Finally a bit of respite for the bears. Today's session turned trading terminals across the nation red as the S&P 500 slumped 1% and the NDX fell 2%. No doubt, bears will have fun reading all their favorite blogs this afternoon, a simple pleasure that had turned sour over the last several weeks. Equities headed down straight out of the gate and, with the exception of a fleeting midday bounce, hardly looked back.
I have been writing that the next wave of selling would begin suddenly and upon the introduction of a catalyst. Although index futures were slightly negative overnight, they jolted downward once the Labor Department released its quarterly report on labor and productivity. Sharply higher revisions in unit labor costs brought inflation fears out of remission and renewed fears that rate hikes may not be history.
Granted, government figures have easily been shrugged off by bulls recently, but timing is everything. We are sitting on a market ripe for selling, and the more overbought we get, the less of a push it takes to get the snowball rolling. As always, the reaction to news is much more telling than the news itself, and today's reaction to the labor report tells me that the game is on for bears.
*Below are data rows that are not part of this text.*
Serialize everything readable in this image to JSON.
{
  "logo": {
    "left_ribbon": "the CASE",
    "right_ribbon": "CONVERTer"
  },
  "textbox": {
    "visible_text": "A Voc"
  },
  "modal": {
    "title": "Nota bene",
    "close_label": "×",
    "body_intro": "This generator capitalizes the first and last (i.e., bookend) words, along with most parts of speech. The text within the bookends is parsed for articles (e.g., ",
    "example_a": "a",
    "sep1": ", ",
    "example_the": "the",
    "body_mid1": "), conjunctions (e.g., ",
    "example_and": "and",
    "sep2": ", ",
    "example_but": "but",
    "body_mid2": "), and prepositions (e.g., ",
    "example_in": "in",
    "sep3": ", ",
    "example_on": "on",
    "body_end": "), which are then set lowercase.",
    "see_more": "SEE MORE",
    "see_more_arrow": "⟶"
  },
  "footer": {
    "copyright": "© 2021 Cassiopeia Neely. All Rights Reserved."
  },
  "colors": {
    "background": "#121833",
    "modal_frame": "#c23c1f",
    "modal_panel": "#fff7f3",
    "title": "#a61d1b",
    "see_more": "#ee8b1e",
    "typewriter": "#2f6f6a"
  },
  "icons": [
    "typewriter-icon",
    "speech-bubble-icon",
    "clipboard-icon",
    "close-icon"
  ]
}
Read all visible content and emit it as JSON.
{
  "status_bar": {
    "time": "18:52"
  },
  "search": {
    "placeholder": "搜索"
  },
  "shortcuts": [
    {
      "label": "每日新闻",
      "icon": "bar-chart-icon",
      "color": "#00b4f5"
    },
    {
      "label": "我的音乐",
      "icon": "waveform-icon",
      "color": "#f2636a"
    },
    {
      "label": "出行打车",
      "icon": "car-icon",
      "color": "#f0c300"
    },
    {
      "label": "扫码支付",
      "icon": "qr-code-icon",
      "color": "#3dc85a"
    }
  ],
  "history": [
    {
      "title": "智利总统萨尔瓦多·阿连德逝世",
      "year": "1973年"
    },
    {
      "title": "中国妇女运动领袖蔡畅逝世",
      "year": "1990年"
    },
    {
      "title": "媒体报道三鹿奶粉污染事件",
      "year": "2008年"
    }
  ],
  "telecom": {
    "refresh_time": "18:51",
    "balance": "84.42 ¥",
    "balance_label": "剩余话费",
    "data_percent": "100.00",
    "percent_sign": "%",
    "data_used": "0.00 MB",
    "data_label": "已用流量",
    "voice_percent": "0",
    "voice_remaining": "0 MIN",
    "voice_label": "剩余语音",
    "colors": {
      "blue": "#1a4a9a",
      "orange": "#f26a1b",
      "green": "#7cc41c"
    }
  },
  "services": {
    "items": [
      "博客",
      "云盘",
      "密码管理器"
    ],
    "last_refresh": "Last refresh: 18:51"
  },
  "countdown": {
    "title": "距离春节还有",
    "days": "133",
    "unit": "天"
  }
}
I spent the tail end of today's session rebuilding short positions, and if the coming days confirm my read, I will add more.
The news from Intel certainly did not add cheer to the action, and likely helped propel stocks lower. Other members of the SOX certainly commiserated with INTC... the index fell over 3%. Heavy selling was seen in AMD, Broadcom, Marvell, Teradyne, and Xilinx. Suppliers such as Lam Research, Micron, Applied Materials, and SanDisk also saw multi-percent damage today.
Tech was not the only area experiencing heavy damage. Oil slumped over a buck, sending oil shares reeling more than 3%. A couple of my favorites, Conoco Phillips and Encore Acquisition, were hit for 4% and 5%, respectively. As regular readers know, I prefer to sit out this pull-back in energy rather than play the short side. I am simply reticent to trade against the major trend and would be happy to have the opportunity to repurchase these assets at lower prices. Oil certainly appears prepared to price in a U.S. recession. With so many pundits calling for $100 oil, the surprise here could be $50 oil in a few short months.
The ball is now in the bears' court. I am anxious to see if some downside follow-thru can be accomplished in the next couple of days.